2Laboratory Automation Services, HCL Technologies Ltd, New Town, Rajarhat, Dist North 24 Parganas, Kolkata - 700 156.

*Corresponding Author:

E-mail address:

Mobile no. +91 343 2532678

Telephone no. +91 343 2532679


There is an urgent demand for rectification of the “one-size-fits-all” method of treatment using personalized medicine model. Personalized medicine involves the determination of an individual’s unique genetic profile with respect to disease risk and drug response to optimize preventive health care strategies while people are still well or at the earliest stages of disease. Personalized medicine also helps to address the serious adverse drug reactions (ADRs) that not only are very costly but are responsible for thousands of deaths each year. However, the potential benefits of personalized medicine cannot be realized until certain obstacles in its adoption in its adoption are removed.
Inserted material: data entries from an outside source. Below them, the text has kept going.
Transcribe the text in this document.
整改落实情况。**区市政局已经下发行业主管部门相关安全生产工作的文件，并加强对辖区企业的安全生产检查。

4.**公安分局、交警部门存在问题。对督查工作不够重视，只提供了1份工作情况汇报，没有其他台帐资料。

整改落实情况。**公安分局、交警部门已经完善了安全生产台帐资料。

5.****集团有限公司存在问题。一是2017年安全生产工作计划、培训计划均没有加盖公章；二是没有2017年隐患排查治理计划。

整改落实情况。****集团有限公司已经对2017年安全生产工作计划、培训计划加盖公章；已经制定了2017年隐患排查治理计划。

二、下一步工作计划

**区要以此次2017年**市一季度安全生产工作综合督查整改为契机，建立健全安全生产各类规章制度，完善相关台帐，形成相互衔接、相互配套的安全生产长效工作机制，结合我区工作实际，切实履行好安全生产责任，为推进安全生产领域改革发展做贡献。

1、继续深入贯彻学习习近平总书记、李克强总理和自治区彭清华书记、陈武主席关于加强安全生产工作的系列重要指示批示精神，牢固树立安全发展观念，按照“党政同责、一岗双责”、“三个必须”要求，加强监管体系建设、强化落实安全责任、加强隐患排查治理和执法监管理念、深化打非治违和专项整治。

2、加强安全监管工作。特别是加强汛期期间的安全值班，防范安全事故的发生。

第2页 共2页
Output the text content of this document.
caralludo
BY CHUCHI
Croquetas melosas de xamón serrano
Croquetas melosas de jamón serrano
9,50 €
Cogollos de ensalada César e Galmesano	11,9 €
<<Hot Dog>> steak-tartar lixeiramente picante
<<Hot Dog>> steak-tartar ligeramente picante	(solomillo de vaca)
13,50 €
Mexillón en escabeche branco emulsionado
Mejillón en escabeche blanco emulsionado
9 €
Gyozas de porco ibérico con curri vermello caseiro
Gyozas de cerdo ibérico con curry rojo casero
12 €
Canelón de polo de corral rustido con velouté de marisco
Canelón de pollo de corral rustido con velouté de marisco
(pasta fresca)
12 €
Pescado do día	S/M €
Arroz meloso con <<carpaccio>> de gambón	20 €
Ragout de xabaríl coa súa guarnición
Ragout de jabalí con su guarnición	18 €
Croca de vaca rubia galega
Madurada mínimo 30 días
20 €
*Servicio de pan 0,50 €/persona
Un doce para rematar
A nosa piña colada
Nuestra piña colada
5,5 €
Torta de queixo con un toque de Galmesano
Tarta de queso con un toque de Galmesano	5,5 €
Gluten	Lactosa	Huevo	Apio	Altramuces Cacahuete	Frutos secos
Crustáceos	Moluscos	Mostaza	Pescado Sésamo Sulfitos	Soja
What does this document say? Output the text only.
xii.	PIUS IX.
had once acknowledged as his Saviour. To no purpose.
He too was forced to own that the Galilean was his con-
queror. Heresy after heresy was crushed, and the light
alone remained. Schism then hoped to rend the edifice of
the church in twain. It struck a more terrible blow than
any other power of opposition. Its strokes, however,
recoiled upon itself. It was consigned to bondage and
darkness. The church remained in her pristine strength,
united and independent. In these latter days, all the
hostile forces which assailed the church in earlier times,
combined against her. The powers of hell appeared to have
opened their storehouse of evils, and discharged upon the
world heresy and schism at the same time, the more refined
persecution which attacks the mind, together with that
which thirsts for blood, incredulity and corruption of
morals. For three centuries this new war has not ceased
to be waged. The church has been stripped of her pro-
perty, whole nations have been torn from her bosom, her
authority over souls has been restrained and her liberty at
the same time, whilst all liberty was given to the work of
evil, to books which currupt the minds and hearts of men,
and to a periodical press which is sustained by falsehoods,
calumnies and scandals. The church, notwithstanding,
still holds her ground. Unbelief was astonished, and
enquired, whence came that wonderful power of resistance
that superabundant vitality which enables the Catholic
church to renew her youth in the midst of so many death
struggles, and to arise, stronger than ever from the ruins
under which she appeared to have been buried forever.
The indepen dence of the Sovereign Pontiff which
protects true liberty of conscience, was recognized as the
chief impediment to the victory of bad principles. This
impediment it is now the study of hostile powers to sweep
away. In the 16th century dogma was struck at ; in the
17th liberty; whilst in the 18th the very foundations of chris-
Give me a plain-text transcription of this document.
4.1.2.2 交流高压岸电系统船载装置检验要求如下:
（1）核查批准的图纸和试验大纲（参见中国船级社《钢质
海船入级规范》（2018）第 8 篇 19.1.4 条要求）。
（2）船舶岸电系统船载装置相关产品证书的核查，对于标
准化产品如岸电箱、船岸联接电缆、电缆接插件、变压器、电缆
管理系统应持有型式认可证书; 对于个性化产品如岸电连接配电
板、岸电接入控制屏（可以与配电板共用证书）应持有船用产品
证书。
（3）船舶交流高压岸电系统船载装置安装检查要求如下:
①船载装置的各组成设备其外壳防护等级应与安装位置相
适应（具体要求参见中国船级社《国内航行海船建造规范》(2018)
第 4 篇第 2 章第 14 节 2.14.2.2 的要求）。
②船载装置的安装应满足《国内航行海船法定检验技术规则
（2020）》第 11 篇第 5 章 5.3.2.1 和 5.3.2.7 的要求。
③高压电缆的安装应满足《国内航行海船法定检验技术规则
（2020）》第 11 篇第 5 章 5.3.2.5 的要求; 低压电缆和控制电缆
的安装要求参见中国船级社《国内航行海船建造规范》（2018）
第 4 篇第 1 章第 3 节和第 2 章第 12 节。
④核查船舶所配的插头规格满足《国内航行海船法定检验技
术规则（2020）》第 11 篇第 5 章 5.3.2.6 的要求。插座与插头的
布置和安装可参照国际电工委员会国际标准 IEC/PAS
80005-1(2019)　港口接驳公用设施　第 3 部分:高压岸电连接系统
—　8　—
These obstacles include uncertain regulatory requirements, insufficient insurance reimbursement for diagnostic tests linked to pre-emptive care, incomplete legal protections to prevent genetic discrimination, the lack of a comprehensive healthcare information technology system, and the present “one-size-fits-all” medical education system.

Keywords: Personalized medicine, adverse drug reactions (ADRs), patent, single nucleotide polymorphisms (SNPs).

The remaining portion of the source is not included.